Et le secrétaire général de raconter comment l’article s’est rapidement retrouvé photocopié sur les tables des commissariats. Son second passe la pommade aux journalistes, notamment Jean-Michel Decugis, qu’il trouve « très professionnel », mais assène : « J’ai l’impression de lire une feuille de chou syndicale. » Sous-entendu : de l’autre bord.
Les deux syndicalistes nient en chœur toute proximité avec l’Elysée. « Et puis ça veut dire quoi, ‘réputé proche de l’Elysée’ ? Tous les reponsables syndicaux cotoient le Président ou le ministre (de l’Intérieur, ndlr), c’est notre boulot », se défend Delage. L’autre point sensible de l’article est l’éclairage des accords de 2008, signé par les seuls cadres d’Alliance. La vision « réductrice et tronquée » des journalistes aurait occulté des mesures majeures adoptées grâce à eux.
Secret de polichinelle
La parole est aux journalistes. Christophe Labbé est le seul présent du trio.
« Notre volonté était d’éclairer le lecteur sur une pratique particulière : la cogestion de l’avancement des carrières entre les syndicats et l’administration. A partir d’un exemple précis tiré de l’actualité, qui était la publication de la liste de ‘ponctus’. »
Les deux filcs remuent sur leur chaise, secouent la tête.

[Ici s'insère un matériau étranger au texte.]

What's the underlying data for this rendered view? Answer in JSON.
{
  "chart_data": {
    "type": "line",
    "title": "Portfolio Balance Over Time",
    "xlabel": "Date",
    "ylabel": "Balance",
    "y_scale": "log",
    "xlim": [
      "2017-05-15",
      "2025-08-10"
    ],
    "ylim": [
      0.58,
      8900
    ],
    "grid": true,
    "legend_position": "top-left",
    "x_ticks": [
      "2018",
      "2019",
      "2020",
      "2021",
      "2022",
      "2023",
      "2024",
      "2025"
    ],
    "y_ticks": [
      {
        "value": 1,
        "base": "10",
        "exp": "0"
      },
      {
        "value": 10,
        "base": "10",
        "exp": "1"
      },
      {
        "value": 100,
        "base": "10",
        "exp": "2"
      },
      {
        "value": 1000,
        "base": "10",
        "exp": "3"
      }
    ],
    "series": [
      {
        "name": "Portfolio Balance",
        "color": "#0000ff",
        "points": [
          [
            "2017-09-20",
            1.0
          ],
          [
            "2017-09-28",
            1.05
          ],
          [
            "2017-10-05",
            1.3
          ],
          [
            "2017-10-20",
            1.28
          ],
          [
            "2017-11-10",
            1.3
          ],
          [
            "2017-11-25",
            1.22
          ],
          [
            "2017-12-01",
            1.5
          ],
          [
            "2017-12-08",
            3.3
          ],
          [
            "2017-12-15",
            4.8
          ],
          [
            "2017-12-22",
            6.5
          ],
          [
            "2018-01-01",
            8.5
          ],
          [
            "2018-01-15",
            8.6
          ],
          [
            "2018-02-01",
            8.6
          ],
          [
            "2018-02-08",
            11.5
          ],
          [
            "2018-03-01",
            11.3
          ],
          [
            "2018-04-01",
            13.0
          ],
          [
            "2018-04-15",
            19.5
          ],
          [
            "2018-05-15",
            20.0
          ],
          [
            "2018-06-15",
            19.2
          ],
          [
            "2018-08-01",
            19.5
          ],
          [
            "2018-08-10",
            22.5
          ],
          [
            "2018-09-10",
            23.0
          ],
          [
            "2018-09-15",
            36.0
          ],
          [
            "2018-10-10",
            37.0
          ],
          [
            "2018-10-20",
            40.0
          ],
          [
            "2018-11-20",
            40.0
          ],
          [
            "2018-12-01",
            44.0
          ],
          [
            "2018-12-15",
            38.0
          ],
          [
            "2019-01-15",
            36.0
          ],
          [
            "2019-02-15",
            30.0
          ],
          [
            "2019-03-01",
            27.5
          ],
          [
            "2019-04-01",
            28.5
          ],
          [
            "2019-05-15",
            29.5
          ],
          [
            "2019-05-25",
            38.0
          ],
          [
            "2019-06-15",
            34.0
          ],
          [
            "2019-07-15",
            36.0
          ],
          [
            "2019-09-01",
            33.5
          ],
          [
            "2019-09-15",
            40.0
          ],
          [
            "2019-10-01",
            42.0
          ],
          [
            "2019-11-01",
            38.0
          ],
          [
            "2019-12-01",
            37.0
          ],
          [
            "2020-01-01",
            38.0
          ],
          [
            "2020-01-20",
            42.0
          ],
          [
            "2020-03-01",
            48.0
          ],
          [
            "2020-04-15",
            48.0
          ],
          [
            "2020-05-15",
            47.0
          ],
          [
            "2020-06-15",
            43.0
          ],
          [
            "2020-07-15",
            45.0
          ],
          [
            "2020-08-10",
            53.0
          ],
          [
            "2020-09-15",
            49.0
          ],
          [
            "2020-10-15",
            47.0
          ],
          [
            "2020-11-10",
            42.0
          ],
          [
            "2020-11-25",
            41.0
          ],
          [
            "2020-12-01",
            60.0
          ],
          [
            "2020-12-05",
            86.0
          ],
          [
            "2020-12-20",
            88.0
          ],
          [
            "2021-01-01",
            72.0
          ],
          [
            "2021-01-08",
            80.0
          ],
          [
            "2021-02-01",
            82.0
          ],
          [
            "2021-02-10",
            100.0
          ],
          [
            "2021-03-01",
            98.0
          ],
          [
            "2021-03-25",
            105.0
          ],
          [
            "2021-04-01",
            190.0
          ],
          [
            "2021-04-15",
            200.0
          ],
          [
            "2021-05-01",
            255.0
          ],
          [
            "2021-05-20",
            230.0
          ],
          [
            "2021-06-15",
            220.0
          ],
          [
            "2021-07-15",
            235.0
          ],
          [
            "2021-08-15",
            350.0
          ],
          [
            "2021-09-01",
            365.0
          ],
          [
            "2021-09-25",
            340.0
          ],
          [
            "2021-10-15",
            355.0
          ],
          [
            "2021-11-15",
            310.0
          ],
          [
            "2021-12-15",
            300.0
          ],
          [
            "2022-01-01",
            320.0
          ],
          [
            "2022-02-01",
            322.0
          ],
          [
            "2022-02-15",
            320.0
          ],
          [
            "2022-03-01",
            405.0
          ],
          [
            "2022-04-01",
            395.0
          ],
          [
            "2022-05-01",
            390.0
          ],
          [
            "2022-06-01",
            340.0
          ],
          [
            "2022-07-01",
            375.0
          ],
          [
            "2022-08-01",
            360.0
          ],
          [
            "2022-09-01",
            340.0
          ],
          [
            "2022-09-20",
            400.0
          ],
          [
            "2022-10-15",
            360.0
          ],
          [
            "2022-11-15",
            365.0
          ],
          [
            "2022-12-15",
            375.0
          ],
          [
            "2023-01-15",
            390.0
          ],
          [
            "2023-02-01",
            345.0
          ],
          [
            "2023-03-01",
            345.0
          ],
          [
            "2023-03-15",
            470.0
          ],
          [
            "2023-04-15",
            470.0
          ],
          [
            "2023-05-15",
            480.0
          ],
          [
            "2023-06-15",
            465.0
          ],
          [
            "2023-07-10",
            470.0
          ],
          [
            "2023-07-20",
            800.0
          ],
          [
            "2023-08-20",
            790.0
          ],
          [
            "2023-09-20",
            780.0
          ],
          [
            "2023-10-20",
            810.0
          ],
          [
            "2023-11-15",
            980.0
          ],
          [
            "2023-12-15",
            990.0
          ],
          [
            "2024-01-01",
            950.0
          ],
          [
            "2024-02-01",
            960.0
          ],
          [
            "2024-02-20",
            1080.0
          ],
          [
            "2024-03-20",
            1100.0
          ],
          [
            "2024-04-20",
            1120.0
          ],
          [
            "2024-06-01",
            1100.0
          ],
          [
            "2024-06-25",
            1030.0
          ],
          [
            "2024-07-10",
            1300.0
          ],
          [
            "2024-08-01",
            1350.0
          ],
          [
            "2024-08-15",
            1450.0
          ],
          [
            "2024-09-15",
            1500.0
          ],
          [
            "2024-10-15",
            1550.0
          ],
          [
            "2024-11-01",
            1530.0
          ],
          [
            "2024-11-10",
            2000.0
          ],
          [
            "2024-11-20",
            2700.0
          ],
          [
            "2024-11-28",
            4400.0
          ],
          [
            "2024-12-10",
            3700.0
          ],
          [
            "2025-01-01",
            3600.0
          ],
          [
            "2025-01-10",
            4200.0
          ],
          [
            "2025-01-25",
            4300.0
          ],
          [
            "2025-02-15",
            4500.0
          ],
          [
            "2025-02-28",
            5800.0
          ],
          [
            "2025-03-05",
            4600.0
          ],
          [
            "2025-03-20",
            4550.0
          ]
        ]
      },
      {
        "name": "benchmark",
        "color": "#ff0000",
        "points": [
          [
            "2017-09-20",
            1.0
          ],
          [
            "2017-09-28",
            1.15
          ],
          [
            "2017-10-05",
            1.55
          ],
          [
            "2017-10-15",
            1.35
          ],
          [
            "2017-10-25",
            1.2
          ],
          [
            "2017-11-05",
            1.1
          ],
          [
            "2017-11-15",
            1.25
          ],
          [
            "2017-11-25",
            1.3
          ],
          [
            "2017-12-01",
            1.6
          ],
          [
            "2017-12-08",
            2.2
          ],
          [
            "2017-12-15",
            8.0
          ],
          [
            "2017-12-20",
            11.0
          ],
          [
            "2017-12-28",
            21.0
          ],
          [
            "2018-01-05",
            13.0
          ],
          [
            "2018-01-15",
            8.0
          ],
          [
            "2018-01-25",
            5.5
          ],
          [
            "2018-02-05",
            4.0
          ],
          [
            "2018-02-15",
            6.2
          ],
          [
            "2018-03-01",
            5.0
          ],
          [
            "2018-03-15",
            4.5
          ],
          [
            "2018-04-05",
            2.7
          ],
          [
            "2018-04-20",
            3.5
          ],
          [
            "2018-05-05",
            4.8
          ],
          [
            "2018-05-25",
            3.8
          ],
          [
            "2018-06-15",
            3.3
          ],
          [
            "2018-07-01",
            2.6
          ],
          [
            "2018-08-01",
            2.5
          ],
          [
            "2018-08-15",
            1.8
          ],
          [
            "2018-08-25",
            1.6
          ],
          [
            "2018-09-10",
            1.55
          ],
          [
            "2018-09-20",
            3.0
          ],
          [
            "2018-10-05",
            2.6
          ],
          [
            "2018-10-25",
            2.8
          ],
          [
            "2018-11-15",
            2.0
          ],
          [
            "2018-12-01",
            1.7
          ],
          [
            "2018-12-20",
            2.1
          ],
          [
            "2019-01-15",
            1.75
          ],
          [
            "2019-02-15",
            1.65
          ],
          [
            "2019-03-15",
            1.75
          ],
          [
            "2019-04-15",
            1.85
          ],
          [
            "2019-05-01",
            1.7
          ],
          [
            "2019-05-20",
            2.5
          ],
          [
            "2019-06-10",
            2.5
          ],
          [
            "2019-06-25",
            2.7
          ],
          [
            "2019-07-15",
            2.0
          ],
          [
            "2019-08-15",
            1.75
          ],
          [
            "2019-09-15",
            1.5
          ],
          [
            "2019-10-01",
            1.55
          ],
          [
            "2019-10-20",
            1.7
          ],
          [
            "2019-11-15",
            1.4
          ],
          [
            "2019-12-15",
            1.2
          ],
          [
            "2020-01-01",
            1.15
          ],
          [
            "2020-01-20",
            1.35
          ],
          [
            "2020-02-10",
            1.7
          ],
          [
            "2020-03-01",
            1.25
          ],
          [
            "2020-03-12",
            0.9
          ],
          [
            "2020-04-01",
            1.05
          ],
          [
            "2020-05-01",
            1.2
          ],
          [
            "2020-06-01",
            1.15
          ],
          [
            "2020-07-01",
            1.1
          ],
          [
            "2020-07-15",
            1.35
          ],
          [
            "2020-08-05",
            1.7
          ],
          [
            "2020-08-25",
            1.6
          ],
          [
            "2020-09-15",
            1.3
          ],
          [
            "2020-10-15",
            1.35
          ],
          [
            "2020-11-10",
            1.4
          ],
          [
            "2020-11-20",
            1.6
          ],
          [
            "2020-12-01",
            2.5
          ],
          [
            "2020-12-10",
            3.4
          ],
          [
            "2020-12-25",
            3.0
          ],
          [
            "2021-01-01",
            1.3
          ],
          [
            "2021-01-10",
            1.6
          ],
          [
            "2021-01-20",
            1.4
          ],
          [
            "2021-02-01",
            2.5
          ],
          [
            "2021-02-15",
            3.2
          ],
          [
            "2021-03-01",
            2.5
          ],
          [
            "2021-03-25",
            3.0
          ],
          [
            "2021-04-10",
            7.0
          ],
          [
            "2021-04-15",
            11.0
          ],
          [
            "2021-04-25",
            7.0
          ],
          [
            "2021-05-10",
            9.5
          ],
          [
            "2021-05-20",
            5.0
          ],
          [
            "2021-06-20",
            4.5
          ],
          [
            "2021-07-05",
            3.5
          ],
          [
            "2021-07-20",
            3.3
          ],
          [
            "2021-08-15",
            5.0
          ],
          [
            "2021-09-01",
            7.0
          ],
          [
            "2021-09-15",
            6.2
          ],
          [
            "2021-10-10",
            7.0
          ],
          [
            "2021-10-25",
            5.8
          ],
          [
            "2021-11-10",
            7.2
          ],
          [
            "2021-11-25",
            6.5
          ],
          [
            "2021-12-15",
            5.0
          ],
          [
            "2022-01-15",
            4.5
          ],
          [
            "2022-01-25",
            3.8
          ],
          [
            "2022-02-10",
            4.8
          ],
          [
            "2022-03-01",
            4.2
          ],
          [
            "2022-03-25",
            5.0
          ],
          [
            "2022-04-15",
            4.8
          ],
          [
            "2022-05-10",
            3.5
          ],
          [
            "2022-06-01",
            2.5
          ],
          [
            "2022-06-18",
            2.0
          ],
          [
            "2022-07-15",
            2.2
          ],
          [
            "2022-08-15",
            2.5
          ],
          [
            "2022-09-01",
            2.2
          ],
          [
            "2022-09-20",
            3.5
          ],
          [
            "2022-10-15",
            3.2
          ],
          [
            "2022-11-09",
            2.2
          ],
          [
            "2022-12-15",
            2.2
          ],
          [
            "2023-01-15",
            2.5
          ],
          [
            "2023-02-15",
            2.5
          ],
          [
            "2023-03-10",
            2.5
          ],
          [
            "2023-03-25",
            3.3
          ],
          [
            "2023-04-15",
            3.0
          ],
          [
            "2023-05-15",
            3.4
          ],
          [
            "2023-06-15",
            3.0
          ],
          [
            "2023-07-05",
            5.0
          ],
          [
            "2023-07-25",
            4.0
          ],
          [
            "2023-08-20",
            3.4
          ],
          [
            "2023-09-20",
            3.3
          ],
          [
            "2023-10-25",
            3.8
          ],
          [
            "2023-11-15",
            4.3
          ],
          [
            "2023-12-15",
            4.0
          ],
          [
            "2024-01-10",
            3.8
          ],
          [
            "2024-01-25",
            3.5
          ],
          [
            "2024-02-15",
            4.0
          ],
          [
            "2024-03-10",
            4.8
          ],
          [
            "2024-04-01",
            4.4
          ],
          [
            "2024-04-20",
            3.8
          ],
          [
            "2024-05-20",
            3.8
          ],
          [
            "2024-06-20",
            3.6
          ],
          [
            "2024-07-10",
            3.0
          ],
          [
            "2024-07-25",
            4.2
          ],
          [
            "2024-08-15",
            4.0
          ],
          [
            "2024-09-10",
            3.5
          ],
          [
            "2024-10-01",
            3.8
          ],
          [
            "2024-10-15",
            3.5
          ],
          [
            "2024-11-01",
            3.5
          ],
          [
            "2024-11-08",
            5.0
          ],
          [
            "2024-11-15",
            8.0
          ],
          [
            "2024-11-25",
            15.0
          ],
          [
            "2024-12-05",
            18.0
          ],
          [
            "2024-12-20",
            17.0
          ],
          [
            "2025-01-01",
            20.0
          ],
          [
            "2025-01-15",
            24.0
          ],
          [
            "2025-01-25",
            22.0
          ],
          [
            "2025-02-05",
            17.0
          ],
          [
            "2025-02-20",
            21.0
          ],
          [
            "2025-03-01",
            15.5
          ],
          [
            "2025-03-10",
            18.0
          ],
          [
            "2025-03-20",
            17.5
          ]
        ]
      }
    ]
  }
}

Labbé se penche ensuite sur le taux de syndicalisation record dans la police : « Ce n’est pas parce qu’ils ont la fibre syndicale, mais bien parce que cela favorise l’avancement. » « Secret de polichinelle », « jeu de casino », le journaliste raconte que « le gouvernement a l’habitude de récompenser le syndicat qui évite les troubles ».
L’avocate des policiers l’asticote. « Maintenez-vous le terme ‘piston’ à propos de cette pratique de cogestion de l’avancement ? », la réponse fuse : « Oui ! (…) C’est un grade exceptionnel, rare, et là vous en avez trois sur dix à la direction d’Alliance », ajoute le journaliste.

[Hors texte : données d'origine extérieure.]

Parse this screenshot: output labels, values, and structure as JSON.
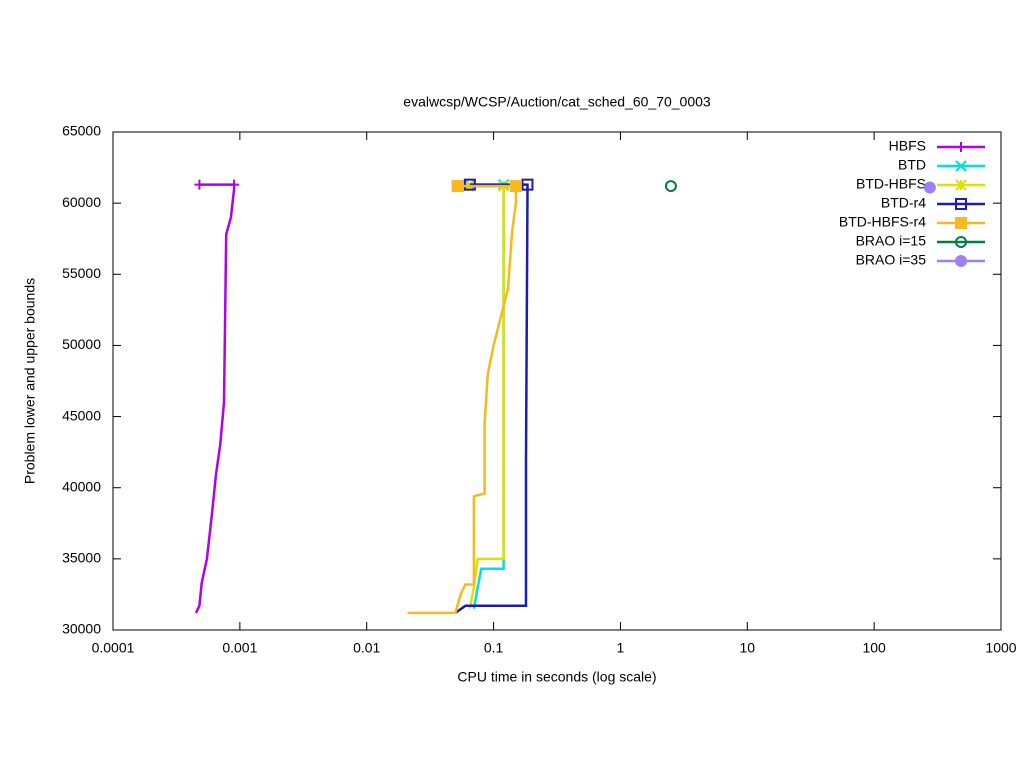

Marc Louboutin, appelé à témoigner par la défense, est un ancien de la « maison », passé lui aussi par le syndicalisme. Il explique que « la couleur du gouvernement en place détermine quels syndicats seront favorisés ».

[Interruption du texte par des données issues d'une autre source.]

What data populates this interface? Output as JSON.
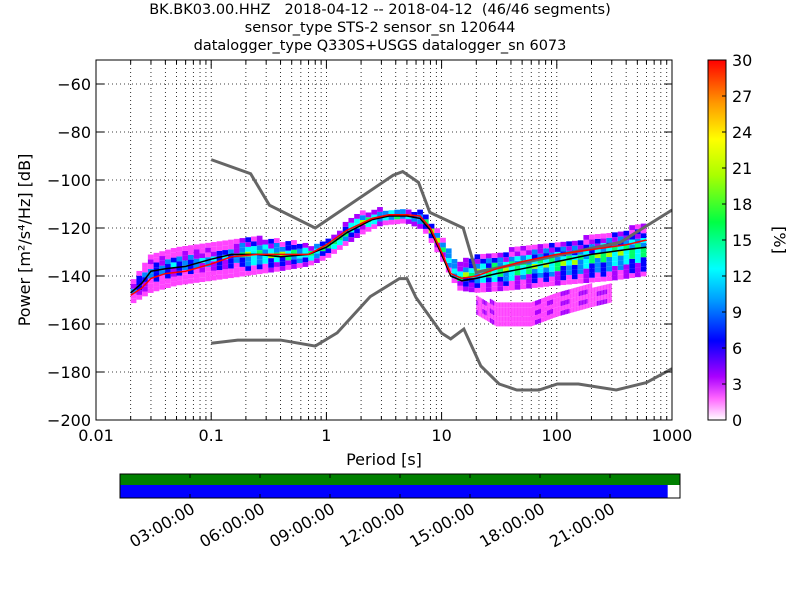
{
  "header": {
    "title_line1": "BK.BK03.00.HHZ   2018-04-12 -- 2018-04-12  (46/46 segments)",
    "title_line2": "sensor_type STS-2 sensor_sn 120644",
    "title_line3": "datalogger_type Q330S+USGS datalogger_sn 6073"
  },
  "colors": {
    "model_curves": "#666666",
    "mean_curve": "#000000",
    "mode_curve": "#ff0000",
    "coverage_top": "#008000",
    "coverage_bottom": "#0000ff"
  },
  "chart_data": {
    "type": "heatmap",
    "xlabel": "Period [s]",
    "ylabel": "Power [m²/s⁴/Hz] [dB]",
    "xscale": "log",
    "xlim": [
      0.01,
      1000
    ],
    "ylim": [
      -200,
      -50
    ],
    "x_ticks": [
      {
        "value": 0.01,
        "label": "0.01"
      },
      {
        "value": 0.1,
        "label": "0.1"
      },
      {
        "value": 1,
        "label": "1"
      },
      {
        "value": 10,
        "label": "10"
      },
      {
        "value": 100,
        "label": "100"
      },
      {
        "value": 1000,
        "label": "1000"
      }
    ],
    "y_ticks": [
      {
        "value": -60,
        "label": "−60"
      },
      {
        "value": -80,
        "label": "−80"
      },
      {
        "value": -100,
        "label": "−100"
      },
      {
        "value": -120,
        "label": "−120"
      },
      {
        "value": -140,
        "label": "−140"
      },
      {
        "value": -160,
        "label": "−160"
      },
      {
        "value": -180,
        "label": "−180"
      },
      {
        "value": -200,
        "label": "−200"
      }
    ],
    "grid": true,
    "colorbar": {
      "label": "[%]",
      "range": [
        0,
        30
      ],
      "ticks": [
        {
          "value": 0,
          "label": "0"
        },
        {
          "value": 3,
          "label": "3"
        },
        {
          "value": 6,
          "label": "6"
        },
        {
          "value": 9,
          "label": "9"
        },
        {
          "value": 12,
          "label": "12"
        },
        {
          "value": 15,
          "label": "15"
        },
        {
          "value": 18,
          "label": "18"
        },
        {
          "value": 21,
          "label": "21"
        },
        {
          "value": 24,
          "label": "24"
        },
        {
          "value": 27,
          "label": "27"
        },
        {
          "value": 30,
          "label": "30"
        }
      ]
    },
    "noise_models": [
      {
        "x": [
          0.1,
          0.22,
          0.32,
          0.8,
          3.8,
          4.6,
          6.3,
          7.9,
          15.4,
          20,
          354.8,
          1000
        ],
        "y": [
          -91.5,
          -97.4,
          -110.5,
          -120.0,
          -98.0,
          -96.5,
          -101.0,
          -113.5,
          -120.0,
          -138.5,
          -126.0,
          -112.5
        ]
      },
      {
        "x": [
          0.1,
          0.17,
          0.4,
          0.8,
          1.24,
          2.4,
          4.3,
          5.0,
          6.0,
          10.0,
          12.0,
          15.6,
          21.9,
          31.6,
          45.0,
          70.0,
          101.0,
          154.0,
          328.0,
          600.0,
          1000.0
        ],
        "y": [
          -168.0,
          -166.7,
          -166.7,
          -169.2,
          -163.7,
          -148.6,
          -141.1,
          -141.1,
          -149.0,
          -163.8,
          -166.2,
          -162.1,
          -177.5,
          -185.0,
          -187.5,
          -187.5,
          -185.0,
          -185.0,
          -187.5,
          -184.4,
          -178.6
        ]
      }
    ],
    "mode_curve": {
      "x": [
        0.02,
        0.025,
        0.03,
        0.04,
        0.06,
        0.1,
        0.15,
        0.25,
        0.4,
        0.7,
        1.0,
        1.5,
        2.5,
        3.5,
        5.0,
        6.5,
        8.0,
        10.0,
        12.0,
        15.0,
        20.0,
        30.0,
        50.0,
        100.0,
        200.0,
        400.0,
        600.0
      ],
      "y": [
        -148,
        -145,
        -141,
        -139,
        -138,
        -135,
        -132,
        -131,
        -131,
        -131,
        -127,
        -121,
        -116,
        -114.5,
        -114.5,
        -115,
        -120,
        -130,
        -139,
        -141,
        -140,
        -137,
        -134,
        -131,
        -129,
        -127,
        -125
      ]
    },
    "mean_curve": {
      "x": [
        0.02,
        0.025,
        0.03,
        0.04,
        0.06,
        0.1,
        0.15,
        0.25,
        0.4,
        0.7,
        1.0,
        1.5,
        2.5,
        3.5,
        5.0,
        6.5,
        8.0,
        10.0,
        12.0,
        15.0,
        20.0,
        30.0,
        50.0,
        100.0,
        200.0,
        400.0,
        600.0
      ],
      "y": [
        -147,
        -143,
        -138,
        -137,
        -136,
        -133,
        -131,
        -131,
        -132,
        -131,
        -128,
        -122,
        -116.5,
        -115,
        -115,
        -116,
        -121,
        -131,
        -140,
        -142,
        -141,
        -139,
        -137,
        -134,
        -131,
        -129,
        -128
      ]
    },
    "distribution_bands": [
      {
        "x": [
          0.02,
          0.03,
          0.05,
          0.1,
          0.2,
          0.4,
          0.7,
          1,
          2,
          3,
          5,
          7,
          10,
          14,
          20,
          40,
          100,
          300,
          600
        ],
        "low": [
          -152,
          -147,
          -144,
          -142,
          -140,
          -138,
          -136,
          -133,
          -123,
          -119,
          -118,
          -121,
          -133,
          -146,
          -147,
          -146,
          -144,
          -142,
          -140
        ],
        "high": [
          -144,
          -132,
          -128,
          -127,
          -124,
          -126,
          -128,
          -126,
          -114,
          -113,
          -113,
          -114,
          -124,
          -136,
          -132,
          -130,
          -127,
          -123,
          -119
        ]
      },
      {
        "x": [
          20,
          30,
          60,
          100,
          200,
          300
        ],
        "low": [
          -156,
          -161,
          -161,
          -157,
          -153,
          -151
        ],
        "high": [
          -150,
          -152,
          -152,
          -148,
          -145,
          -143
        ]
      }
    ]
  },
  "coverage": {
    "time_labels": [
      "03:00:00",
      "06:00:00",
      "09:00:00",
      "12:00:00",
      "15:00:00",
      "18:00:00",
      "21:00:00"
    ],
    "data_fraction": 0.978
  }
}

Une enquête jugée sérieuse par la procureure
Dans sa plaidoirie, l’avocate d’Alliance s’acharne sur la présentation « tronquée » et « orientée » de l’article, preuve de la « mauvaise foi » des auteurs. Elle leur reproche également de n’avoir pas interrogé les principaux intéressés, et réclame 15 000 euros de dommages et intérêts pour chacun de ses clients ainsi qu’une publication du jugement dans le Point.
La procureure, si elle concède que le lien entre la signature des accords de 2008 et la promotion n’est pas prouvé, affirme que l’enquête des journalistes lui paraît « tout à fait sérieuse ». Le procédé de nomination des « ponctus » lui semble s’assimiler au « fait du prince ». Elle tranche donc en faveur de la bonne foi des journalistes. Coup dur pour les parties civiles, qui secouent la tête de dépit. La décision sera rendue le 14 octobre prochain.